Her husband, meanwhile, sits at the city gates. Proverbs 31:23: nôdāʿ baššĕʿārîm baʿlāh bĕšiḇtô ʿim-ziqnê-ʾāreṣ — "her husband is known in the gates, sitting with the elders of the land." The city gate was the place of public deliberation, judicial hearing, and civic adjudication (Ruth 4:1; Deuteronomy 21:19). He is in civic life. She is running the enterprise. The labor division the chapter describes is not house-versus-world; it is enterprise-versus-court.

Her praise comes back to her at the same gates. Proverbs 31:31: ûyəhalĕlûhā baššĕʿārîm maʿăśêhā — "and let her own works praise her in the gates." The same gates where her husband sits with the elders are the place where her worksmaʿaseh (H4639), her economic and household production — speak in her name.

This is the canonical Hebrew Bible's flagship portrait of a godly wife. The contemporary "biblical womanhood" picture that confines a wife to private domestic labor and reserves all public economic and verbal agency to the husband is not what the acrostic describes. The acrostic describes a businesswoman with international suppliers, a real-estate purchaser, a public Torah-speaker, and a wife whose works praise her in the city gates.

How does this fit with Ephesians 5:22? Cleanly. The two passages are not addressing the same question. Ephesians 5:22 is about relational orientation — middle-voice self-ordering toward one's husband (hupotassō, G5293). Proverbs 31 is about substantive activity — what a chayil-woman actually does in the world. A wife can be both. The ancient text shows what that looks like.

For the lexical distribution of chayil and the use of "valor"-vocabulary across both sexes in Ruth, see Deborah, Huldah, and the Women Who Led. For the relationship between Proverbs 31's commercial woman and the Ephesians 5 household-code, see Wives Submit, Husbands Love: The Household Codes, section VII.

Related questions

Does Ephesians 5:22 actually have no verb in the earliest manuscripts?

Yes. The earliest manuscripts — 𝔓⁴⁶, Codex Vaticanus (B), and the original hand of Sinaiticus (א*) — omit any verb at Ephesians 5:22. The instruction reads 'wives, to their own husbands, as to the Lord' with no main verb. The verb is borrowed from Ephesians 5:21, which means the wife-instruction grammatically begins inside the mutual-submission clause, not as a fresh imperative.

Does kephalē mean 'authority' or 'source' in Paul?

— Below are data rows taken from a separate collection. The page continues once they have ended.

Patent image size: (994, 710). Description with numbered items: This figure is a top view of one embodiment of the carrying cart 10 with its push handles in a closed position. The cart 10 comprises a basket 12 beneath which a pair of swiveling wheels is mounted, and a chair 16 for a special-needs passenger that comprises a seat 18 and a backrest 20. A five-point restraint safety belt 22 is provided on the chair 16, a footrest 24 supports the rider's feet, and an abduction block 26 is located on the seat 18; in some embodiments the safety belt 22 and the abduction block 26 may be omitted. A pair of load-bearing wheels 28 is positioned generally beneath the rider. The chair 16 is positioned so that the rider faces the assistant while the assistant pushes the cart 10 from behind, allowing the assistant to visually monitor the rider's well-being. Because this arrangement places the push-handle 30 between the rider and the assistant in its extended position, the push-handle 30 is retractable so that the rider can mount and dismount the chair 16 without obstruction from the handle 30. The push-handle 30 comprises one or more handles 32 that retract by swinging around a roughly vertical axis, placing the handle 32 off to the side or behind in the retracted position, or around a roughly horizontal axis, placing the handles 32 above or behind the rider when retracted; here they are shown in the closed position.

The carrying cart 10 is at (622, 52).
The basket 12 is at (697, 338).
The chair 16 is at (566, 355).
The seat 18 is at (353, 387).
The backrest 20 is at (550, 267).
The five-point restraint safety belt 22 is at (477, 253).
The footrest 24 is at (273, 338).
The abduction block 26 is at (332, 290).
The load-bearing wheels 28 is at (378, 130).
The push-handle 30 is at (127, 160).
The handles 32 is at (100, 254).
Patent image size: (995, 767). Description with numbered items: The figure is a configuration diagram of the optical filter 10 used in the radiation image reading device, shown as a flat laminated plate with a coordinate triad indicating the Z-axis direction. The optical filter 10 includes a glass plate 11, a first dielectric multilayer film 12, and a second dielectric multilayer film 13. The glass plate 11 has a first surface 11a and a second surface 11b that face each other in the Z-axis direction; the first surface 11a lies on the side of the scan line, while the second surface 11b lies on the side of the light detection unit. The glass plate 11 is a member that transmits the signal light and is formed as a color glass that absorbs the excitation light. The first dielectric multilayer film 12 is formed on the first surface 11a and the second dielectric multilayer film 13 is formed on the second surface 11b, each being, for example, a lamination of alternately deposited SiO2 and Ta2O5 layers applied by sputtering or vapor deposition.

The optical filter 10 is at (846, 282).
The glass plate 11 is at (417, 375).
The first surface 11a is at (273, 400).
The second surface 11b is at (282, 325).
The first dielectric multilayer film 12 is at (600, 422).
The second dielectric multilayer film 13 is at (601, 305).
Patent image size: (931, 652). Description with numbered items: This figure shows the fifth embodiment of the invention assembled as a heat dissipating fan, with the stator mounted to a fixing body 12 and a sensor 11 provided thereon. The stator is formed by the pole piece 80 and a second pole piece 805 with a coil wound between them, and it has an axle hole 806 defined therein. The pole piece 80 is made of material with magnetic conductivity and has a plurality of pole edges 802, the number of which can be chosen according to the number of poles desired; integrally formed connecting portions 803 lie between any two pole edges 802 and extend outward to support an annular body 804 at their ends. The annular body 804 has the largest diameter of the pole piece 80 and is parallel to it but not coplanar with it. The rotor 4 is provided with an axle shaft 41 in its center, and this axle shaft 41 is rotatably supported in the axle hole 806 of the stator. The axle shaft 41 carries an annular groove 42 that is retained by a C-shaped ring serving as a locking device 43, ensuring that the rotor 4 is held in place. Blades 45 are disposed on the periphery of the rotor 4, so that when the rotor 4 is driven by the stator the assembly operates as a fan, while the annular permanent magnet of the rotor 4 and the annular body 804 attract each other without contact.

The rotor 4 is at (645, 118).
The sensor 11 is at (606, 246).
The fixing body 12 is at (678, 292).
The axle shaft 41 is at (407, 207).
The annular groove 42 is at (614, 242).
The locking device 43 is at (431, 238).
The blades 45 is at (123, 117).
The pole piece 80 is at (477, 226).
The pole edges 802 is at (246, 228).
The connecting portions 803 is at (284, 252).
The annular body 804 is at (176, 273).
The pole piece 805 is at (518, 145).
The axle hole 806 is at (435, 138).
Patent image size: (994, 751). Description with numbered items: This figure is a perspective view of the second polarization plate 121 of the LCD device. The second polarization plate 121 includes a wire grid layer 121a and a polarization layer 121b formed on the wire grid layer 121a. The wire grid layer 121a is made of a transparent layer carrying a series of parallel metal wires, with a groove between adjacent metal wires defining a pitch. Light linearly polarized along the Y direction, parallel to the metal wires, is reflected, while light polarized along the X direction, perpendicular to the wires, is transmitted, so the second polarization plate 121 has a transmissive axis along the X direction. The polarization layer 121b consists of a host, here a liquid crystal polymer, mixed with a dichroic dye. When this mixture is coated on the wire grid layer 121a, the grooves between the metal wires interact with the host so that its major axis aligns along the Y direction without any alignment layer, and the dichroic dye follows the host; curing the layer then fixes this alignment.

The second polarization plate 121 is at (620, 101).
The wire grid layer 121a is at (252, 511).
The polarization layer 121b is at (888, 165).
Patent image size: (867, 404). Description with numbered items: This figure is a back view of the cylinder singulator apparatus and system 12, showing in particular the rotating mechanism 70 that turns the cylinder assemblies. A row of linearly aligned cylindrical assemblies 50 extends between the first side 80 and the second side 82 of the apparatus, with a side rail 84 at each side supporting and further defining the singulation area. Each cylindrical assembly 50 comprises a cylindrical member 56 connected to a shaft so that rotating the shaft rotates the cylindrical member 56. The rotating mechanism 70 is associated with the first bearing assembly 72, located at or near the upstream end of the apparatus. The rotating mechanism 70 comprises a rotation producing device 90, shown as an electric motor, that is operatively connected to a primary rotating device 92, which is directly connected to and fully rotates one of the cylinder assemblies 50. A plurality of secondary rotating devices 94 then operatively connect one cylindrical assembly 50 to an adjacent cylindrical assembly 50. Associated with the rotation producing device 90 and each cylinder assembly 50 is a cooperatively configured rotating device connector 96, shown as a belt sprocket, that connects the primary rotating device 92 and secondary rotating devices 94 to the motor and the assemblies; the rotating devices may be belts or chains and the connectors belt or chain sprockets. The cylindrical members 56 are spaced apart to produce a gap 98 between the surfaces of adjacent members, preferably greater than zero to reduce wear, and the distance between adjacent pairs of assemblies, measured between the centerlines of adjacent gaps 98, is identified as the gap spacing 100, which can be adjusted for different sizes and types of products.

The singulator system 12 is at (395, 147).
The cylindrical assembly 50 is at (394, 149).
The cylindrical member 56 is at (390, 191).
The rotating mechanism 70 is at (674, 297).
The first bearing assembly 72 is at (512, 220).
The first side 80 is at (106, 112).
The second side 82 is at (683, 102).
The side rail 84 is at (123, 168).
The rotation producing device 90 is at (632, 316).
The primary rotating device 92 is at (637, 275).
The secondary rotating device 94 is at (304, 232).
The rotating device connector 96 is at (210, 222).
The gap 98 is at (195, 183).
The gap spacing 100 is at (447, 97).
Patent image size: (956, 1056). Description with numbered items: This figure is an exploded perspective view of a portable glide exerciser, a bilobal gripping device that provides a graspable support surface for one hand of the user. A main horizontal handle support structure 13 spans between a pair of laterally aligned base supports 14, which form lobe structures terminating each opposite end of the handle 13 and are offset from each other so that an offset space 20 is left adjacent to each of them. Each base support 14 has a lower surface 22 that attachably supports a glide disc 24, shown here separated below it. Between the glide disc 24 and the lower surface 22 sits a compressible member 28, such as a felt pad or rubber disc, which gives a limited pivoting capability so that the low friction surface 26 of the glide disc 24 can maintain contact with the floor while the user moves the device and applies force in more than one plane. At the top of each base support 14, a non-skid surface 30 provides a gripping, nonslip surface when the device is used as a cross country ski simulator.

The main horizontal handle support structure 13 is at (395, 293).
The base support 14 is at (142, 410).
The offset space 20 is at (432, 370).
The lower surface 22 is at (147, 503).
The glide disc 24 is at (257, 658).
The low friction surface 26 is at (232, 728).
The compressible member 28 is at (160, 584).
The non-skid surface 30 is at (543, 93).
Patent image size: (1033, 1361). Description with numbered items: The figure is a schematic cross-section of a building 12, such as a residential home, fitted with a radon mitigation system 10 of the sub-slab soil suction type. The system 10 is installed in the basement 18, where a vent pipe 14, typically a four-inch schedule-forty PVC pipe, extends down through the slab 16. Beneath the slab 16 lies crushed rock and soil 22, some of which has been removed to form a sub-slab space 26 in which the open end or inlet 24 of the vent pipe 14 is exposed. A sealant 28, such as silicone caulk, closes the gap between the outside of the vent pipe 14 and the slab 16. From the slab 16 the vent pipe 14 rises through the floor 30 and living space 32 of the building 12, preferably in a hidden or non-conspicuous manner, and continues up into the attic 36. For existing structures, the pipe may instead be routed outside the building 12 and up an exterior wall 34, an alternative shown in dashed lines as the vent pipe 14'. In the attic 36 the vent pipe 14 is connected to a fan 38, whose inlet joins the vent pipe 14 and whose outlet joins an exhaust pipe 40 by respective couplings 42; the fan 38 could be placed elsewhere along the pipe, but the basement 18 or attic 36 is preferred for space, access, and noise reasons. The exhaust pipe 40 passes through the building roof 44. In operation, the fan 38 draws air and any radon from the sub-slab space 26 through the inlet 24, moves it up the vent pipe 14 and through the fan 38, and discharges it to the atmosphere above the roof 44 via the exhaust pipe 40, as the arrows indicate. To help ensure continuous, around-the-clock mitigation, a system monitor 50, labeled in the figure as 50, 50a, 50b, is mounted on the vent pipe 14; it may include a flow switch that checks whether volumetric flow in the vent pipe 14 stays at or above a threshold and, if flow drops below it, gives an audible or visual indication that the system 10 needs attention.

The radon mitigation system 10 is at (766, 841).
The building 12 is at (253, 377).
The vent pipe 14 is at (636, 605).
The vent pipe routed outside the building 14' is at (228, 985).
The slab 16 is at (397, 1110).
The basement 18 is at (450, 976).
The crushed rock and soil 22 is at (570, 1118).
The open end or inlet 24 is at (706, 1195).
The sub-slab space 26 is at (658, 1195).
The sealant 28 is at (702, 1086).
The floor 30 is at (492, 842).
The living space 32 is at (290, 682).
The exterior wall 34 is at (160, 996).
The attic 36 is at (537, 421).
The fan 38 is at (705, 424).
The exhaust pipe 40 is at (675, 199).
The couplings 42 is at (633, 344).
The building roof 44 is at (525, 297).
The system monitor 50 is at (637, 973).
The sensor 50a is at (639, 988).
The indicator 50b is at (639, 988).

Both senses appear in Paul, but neither is built into the Greek noun itself. Kephalē is anatomical at the word level — its semantic neighbors are skull, forehead, grain-head, scroll-knob. Paul supplies the meaning each time he uses it metaphorically, and in Ephesians 5:23 he glosses it himself as sōtēr tou sōmatos — 'savior of the body.'

Does the 1 Peter 5:5 textual variant change the mutual-submission argument?

No. Even the conservative critical text (NA28/UBS5), which omits the participle hupotassomenoi at 1 Peter 5:5, leaves Ephesians 5:21 intact as an unambiguous New Testament command of mutual submission. The variant tradition shows the early church reading Peter the same way Paul writes him.

Is the husband actually commanded to die for his wife?

Paul commands the husband with the same Greek formula used for Christ's crucifixion — agapaō + paradidōmi + hyper, 'love and hand himself over for.' The same triple appears only twice elsewhere in the New Testament, both for Christ's death (Galatians 2:20; Ephesians 5:2). The husband is given the cross as his standard. The analogy has limits — only Christ atones — but the standard is real.